Capital Goods Orders Rebound, A Sign Of Capex Improvement?
米10月耐久財受注は前月比0.6%増となり、市場予想の0.9%減を上回った。前月の1.4%減(1.2%減から下方修正)から転じ、4ヵ月ぶりに増加した。
内訳をみると、輸送用機器を除く耐久財は0.6%増と市場予想の0.1%増を上回った。前月の0.4%減を超え、3ヵ月ぶりに増加した。輸送用機器は0.7%増と、前月の3.2%減(修正値)を上回り、過去5ヵ月間で4回目の増加を迎えた。振れの大きい民間航空機が10.7%増と前月(19.0%減、修正値)から増加に転じたためで、米10月新車販売台数が1,700万台を割り込んでおり自動車はむしろ1.9%減と2ヵ月連続で減少した。防衛財は16.6%増と、前月の0.8%増(修正値)を上回り、4ヵ月連続で増加した。
企業の設備投資を表す民間航空機を除く非防衛財(コア資本財)は1.2%増と、市場予想の0.2%減を上回った。

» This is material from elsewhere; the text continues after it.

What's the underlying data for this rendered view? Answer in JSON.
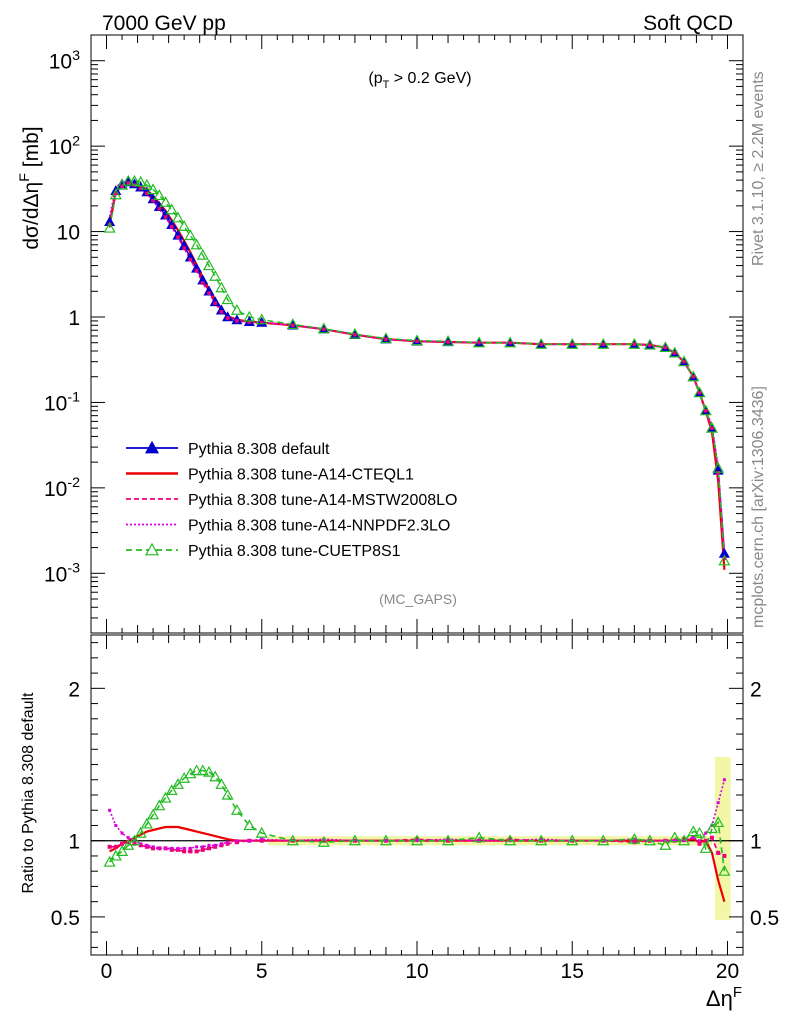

前月の0.5%減(0.6%減から上方修正)から増加に転じ、4ヵ月ぶりに増加した。内訳をみると、機械が1.3%増と4ヵ月ぶりに増加し、過去3ヵ月分の減少をほぼ打ち消した。組立金属も1.8%増と、前月の減少分を相殺。コンピューター・電子機器は0.7%増と、5ヵ月ぶりに増加した。一方で、電気機器は1.7%減と前月の1.0%増から減少に反転。鉄鋼・アルミ関税の影響が及ぶ一次金属は1.5%増、組立金属も1.3%増とそれぞれ前月の減少分を相殺した。
耐久財出荷は前月比横ばいとなり、前月の0.7%減(修正値)から転じ減少記録を3ヵ月で止めた。国内総生産(GDP)に反映されるコア資本財の出荷は0.8%増と、市場予想の0.2%減から転じた。前月の0.8%減(0.7%減から下方修正)を上回り、横ばいを含めた4ヵ月に及ぶ不振から脱却、5ヵ月ぶりに増加した。
耐久財在庫は0.3%増となり、前月の0.5%増(修正値)を下回った。ただし、3ヵ月連続絵増加し、出荷の伸びを上回った結果、在庫相当は1.72ヵ月と前月の1.71ヵ月から延びた。
――耐久財受注は、前月比GDPに反映されるコア資本財出荷のほか、同新規受注もプラスに転じ、設備投資の底打ちを感じさせます。項目別でも民間航空機以外に機械、コンピューター・電子機器などが上向きに転じており、自動車の弱さを相殺するほど。アトランタ地区連銀は、11月27日までの経済指標を受け、米7~9月期実質GDP成長率予測値を従来の0.4%増から1.7%増へ大幅に上方修正してきました。
では、あらためて各連銀が発表する製造業景況指数をみてみましょう。5地区連銀中、フィラデルフィアとダラスが改善、カンザスシティは前月と変わらず、NYとリッチモンドが低下していました。核連銀の製造業景況指数は、まちまちの状況です。
6ヵ月先の設備投資見通しは、NY、フィラデルフィア、ダラスの各連銀の平均値で16.1と前月の22.7を下回り、原油安に直面した2016年9月以来の低水準です。フィラデルフィアが大幅に改善したものの、NYとダラスが足を引っ張りました。鉱工業生産の設備稼働率の下振れと、整合的です。これだけみますと、今回の耐久財受注は一時的のようにみえます。
各連銀の製造業景況指数という先行指標からは、設備投資が底打ちしたかは不透明。それもこれも、米中首脳が貿易協議において第1段階の妥結に至れば、好転につながるのでしょうか。